Evet, Allah küçük hesaplar yapmaz. Nihayetinde kurtçuklarız bizler patron! Doğduğu günden öleceği güne kadar içinde kötülüğün, çürümenin ve yozluğun kurtçuklarını taşıyan küçük insanlarız. Ha, her ne kadar gübre olsakta tam kalbimizde insan olmanın tohumunu da taşırız değil mi patron! Bu sözlerde saklıdır Zorba. Eğitimin yozlaştıramadığı hikmet vardır yaşlı, güneş yanığı yüzünde Makedon’un.
Ölürken güneşin batışını seyredip gülümseyen ve insanları mutlu etmenin ve onurlandırmanın erinciyle uyur gibi ölür.
Zorba; evet bir günahkârdı. Evet, bir roman kahramanının sayfalara hapsedilmiş bedeninden çıkıp modernizmin insanı bin bir parçaya bölmeye başladığı yıllarda dünyamızdan ayrıldı. İnsanların çoğu onu bir çapkın, ayyaş, zevk düşkünü olarak bildiler.

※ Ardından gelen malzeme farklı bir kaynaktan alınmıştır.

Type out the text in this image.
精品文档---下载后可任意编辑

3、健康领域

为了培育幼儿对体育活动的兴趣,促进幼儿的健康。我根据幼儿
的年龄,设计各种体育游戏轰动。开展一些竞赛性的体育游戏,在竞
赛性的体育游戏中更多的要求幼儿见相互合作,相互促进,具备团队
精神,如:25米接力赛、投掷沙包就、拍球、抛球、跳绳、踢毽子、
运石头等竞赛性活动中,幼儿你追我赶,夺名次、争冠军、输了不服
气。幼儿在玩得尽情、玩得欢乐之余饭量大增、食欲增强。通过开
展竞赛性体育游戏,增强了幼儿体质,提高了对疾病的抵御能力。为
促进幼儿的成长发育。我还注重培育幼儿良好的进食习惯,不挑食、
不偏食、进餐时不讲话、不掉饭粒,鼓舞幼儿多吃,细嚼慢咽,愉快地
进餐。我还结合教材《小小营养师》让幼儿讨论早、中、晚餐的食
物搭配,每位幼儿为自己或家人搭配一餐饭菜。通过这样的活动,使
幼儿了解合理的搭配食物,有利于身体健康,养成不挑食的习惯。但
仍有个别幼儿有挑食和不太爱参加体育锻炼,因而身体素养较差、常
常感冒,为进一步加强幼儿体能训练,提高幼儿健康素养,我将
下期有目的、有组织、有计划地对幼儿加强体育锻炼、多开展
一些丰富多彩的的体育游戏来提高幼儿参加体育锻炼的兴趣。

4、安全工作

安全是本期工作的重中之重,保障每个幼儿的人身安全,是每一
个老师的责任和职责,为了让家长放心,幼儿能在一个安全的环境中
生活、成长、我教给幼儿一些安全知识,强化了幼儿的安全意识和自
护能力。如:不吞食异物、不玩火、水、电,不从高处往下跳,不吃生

Ama o, bir Melami kadar gizemli, bir Kalenderi kadar açık, bir şathiye kadar keskin… Kesip attı yüreğimizi. “Eğer bugün, dünyada bir ruh kılavuzu, Hintlilerin dediği gibi bir 'guru' seçmem gerekseydi; kesinlikle Zorba'yı seçerdim.” diyen Kazancakis her ne kadar haklı olsa da, Zorbanın ölümü öncesinde Kazancakis’e “iki güzel taş buldum; mutlaka görmelisin!” davetine icabet etmez, hatta savaş yıllarında “iki güzel taştan” bahsettiği için dostu, kılavuzu Zorba’yı paylar. Bunun üzerine Zorba yeni bir mektup yazar:” Patron! Hatırlıyor musun; bir zamanlar cennet, cehennem var mıdır? Nasıldır? diye sorular sorardın. Bense, uğraşma böyle şeylerle! derdim ya… Artık biliyorum ki senin gibi ana kuzuları için kesinlikle cehennem var!”

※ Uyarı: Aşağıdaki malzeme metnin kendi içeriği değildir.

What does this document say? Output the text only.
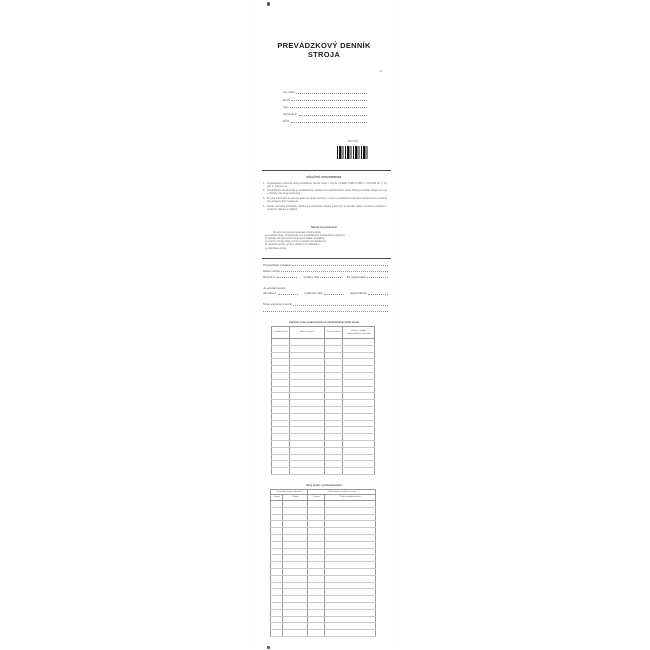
PREVÁDZKOVÝ DENNÍK
STROJA
Inv. číslo:
Druh:
Typ:
Výrobné č.:
EČV:
ŠEVT 601
DÔLEŽITÉ UPOZORNENIE
1. Organizácia je povinná viesť prevádzkový denník stroja v zmysle vyhlášky SÚBP a SBÚ č. 374/1990 Zb. § 75, ods. 2, písmeno a).
2. Prevádzkový denník stroja je neoddeliteľnou súčasťou prevádzkovaného stroja. Počas prevádzky stroja musí byť u obsluhy, kde sa aj uschováva.
3. Pri jeho odovzdaní do archívu alebo pri strate musí byť v novom prevádzkovom denníku zaznamenaný skutočný stav stroja ku dňu vystavenia.
4. Všetky vykonané prehliadky, údržbové a opravárske zásahy musia byť do denníka riadne a čitateľne zapísané s uvedením dátumu a podpisu.
Návod na používanie
Do tohto denníka zaznamenáva obsluha stroja:
a) prevzatie stroja, oboznámenie sa s prevádzkovými podmienkami a pokynmi,
b) výsledky denných kontrol stroja pred začatím prevádzky,
c) poruchy a chyby stroja, termíny a spôsob ich odstránenia,
d) vykonané opravy, výmeny súčastí a ich odskúšanie,
e) odovzdanie stroja.
Prevádzateľ (majiteľ)
Názov stroja
Denník č.	Vydaný dňa	Za organizáciu
Je pokračovaním
denníka č.	vydaného dňa	organizáciou
Stroj a denník prevzal
Zoznam osôb oprávnených na obsluhovanie tohto stroja
Poradové číslo	Meno a adresa	Číslo preukazu	Dátum a podpis zodpovedného vedúceho

Stroj spolu s príslušenstvom
Prevzatie stroja a denníka		Odovzdanie a vrátenie stroja	
Dátum	Podpis	Dátum	Podpis preberajúceho
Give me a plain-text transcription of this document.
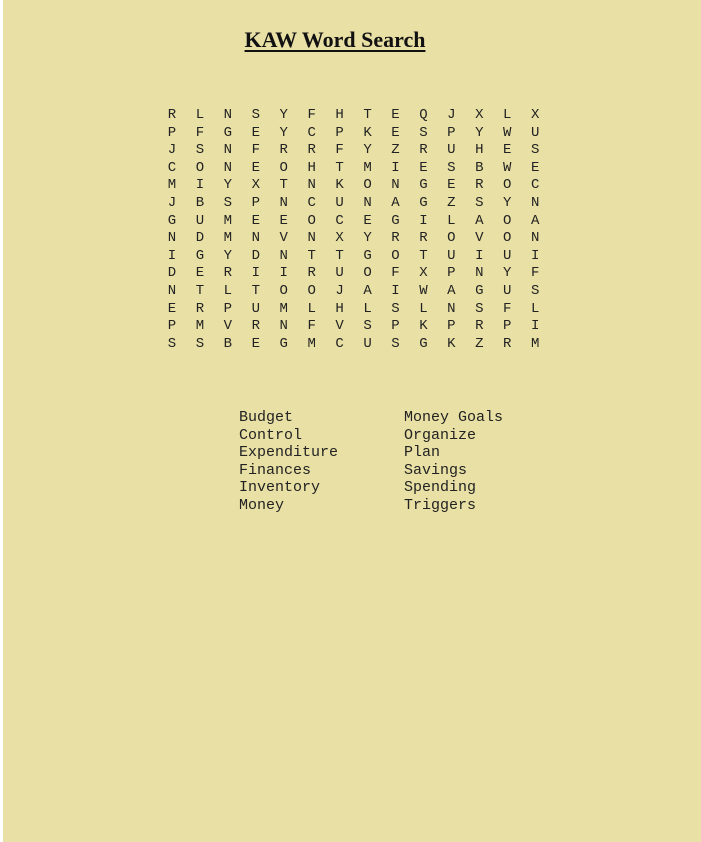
KAW Word Search
R	L	N	S	Y	F	H	T	E	Q	J	X	L	X
P	F	G	E	Y	C	P	K	E	S	P	Y	W	U
J	S	N	F	R	R	F	Y	Z	R	U	H	E	S
C	O	N	E	O	H	T	M	I	E	S	B	W	E
M	I	Y	X	T	N	K	O	N	G	E	R	O	C
J	B	S	P	N	C	U	N	A	G	Z	S	Y	N
G	U	M	E	E	O	C	E	G	I	L	A	O	A
N	D	M	N	V	N	X	Y	R	R	O	V	O	N
I	G	Y	D	N	T	T	G	O	T	U	I	U	I
D	E	R	I	I	R	U	O	F	X	P	N	Y	F
N	T	L	T	O	O	J	A	I	W	A	G	U	S
E	R	P	U	M	L	H	L	S	L	N	S	F	L
P	M	V	R	N	F	V	S	P	K	P	R	P	I
S	S	B	E	G	M	C	U	S	G	K	Z	R	M
Budget
Control
Expenditure
Finances
Inventory
Money
Money Goals
Organize
Plan
Savings
Spending
Triggers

Kahramanlar zorbalaştı be Zorba!
Evet, cehennem var. Bir roman kahramanı olarak Zorba dünyayı cehenneme çevirenler karşısında her dem kavga etmiştir. Neyzen Tevfik’i deliye döndüren manzara (başsız sema eden dervişler) gibi bir manzarayı, bir yangını, bir kavgayı ve ıstırabı her dem gördükçe dünyanın cehennem gibi bir yer olduğunu; lakin her doğan çocukla dünyanın yeniden kurulduğunu ve cennet nefesinin tazelendiğini de bir kere daha hatırlatmıştır bizlere.
Zoraki roman kahramanları sarmışken dünyayı modern zamanlarda; Zorba, zorbalık etmeyen ender Zorbalardandı. Toprağı bol olsun!
Her hatırlandığında insanın yeryüzündeki kadim ve yiğit mücadelesini yüzümüze, unutkan hafızamıza bir daha vuracak olan bu denli roman kahramanı az olsa gerek.